Types Of Petroleum Contracts Agreement

Risk service agreements are the least used type of contract among the three listed here. They have been used by states that have a nationalist approach, or by countries like Venezuela, Iran or Iraq, which have long had oil production. Under this type of agreement, the host Member State is merely terminating the service of an oil company or consortium in order to benefit from its financial and technical know-how. The company or consortium assumes risk and responsibility and is reimbursed by a service fee that is usually paid in cash. An example of this type of agreement is the absence of Iran`s buy-out agreements, which have proved too painful to be considered by a private investor. Examples of service agreements adopted and areas covered Often, the government strives to strengthen control over the exploration and exploitation of its resources. It can do so through service contracts that place private companies in carefully delineated tasks. Unlike modern concessions, PSAs and JVs, service contracts are considered a device in which the host government has the greatest control over a project. In this case, the host government is a contract to provide a carefully defined service only in the foreign company. The company generally does not participate in the revenue generated.

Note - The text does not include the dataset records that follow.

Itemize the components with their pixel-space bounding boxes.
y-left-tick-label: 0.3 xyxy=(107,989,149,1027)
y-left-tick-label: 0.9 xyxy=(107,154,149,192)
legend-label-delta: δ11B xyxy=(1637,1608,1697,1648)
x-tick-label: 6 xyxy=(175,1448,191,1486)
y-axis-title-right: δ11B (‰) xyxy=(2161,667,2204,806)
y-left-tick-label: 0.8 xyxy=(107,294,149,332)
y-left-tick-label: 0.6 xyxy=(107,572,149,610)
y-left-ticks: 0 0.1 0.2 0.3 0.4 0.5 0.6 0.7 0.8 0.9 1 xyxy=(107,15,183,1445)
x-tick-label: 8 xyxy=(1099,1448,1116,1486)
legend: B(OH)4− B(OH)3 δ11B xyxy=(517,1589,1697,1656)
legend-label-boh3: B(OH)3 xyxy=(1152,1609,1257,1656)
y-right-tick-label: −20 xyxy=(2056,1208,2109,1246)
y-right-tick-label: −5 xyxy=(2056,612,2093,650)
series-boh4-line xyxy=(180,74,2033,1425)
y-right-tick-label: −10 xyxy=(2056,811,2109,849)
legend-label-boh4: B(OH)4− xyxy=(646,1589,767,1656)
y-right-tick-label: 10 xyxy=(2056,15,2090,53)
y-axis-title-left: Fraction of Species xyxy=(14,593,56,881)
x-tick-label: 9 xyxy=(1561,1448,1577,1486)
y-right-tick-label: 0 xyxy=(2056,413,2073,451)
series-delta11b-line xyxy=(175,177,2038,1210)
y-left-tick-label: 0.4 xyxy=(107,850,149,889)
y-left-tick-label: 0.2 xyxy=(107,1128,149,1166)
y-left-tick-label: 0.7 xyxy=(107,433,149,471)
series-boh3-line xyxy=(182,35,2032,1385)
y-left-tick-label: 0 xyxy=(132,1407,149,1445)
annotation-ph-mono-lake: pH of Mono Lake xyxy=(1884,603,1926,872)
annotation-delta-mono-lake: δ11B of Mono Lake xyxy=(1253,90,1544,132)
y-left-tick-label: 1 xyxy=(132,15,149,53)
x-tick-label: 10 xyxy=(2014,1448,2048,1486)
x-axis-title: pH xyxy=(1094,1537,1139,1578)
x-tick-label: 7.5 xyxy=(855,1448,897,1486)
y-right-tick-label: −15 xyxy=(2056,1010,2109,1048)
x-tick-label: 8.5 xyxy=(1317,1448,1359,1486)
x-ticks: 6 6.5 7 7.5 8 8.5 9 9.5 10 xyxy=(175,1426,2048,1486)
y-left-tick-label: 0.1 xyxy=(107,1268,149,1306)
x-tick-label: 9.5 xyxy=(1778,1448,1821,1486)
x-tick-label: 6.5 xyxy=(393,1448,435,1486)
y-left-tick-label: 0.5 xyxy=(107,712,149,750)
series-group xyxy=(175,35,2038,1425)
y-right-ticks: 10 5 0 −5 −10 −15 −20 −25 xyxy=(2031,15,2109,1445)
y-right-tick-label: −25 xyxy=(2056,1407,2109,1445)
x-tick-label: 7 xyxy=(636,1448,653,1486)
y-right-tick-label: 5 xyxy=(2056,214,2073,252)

As a result, the host government does not have a meaningful control over the resource. In folklore, international oil companies often form a joint venture to bear risk and share the reward for large-scale or high-risk projects. Unlike traditional concessions and PSA, the JVs allow the host country`s partner to exercise greater control over the project. In addition to the distribution of the high financial costs of the international oil project, viVs are also very useful in minimizing potential risks, such as. B the geological risk of not detecting the oil reserve using exploration methods; Technical risk of operating in difficult or even extreme conditions (including terrain, weather and temperature); the risk of development that the oil reservoir found has characteristics that hinder extraction activities; and the political risk that unrest or uprisings will influence the oil project. The joint venture (“JV”) generally involves a commercial agreement between two or more parties who are willing to pursue a joint venture in a form to be clarified.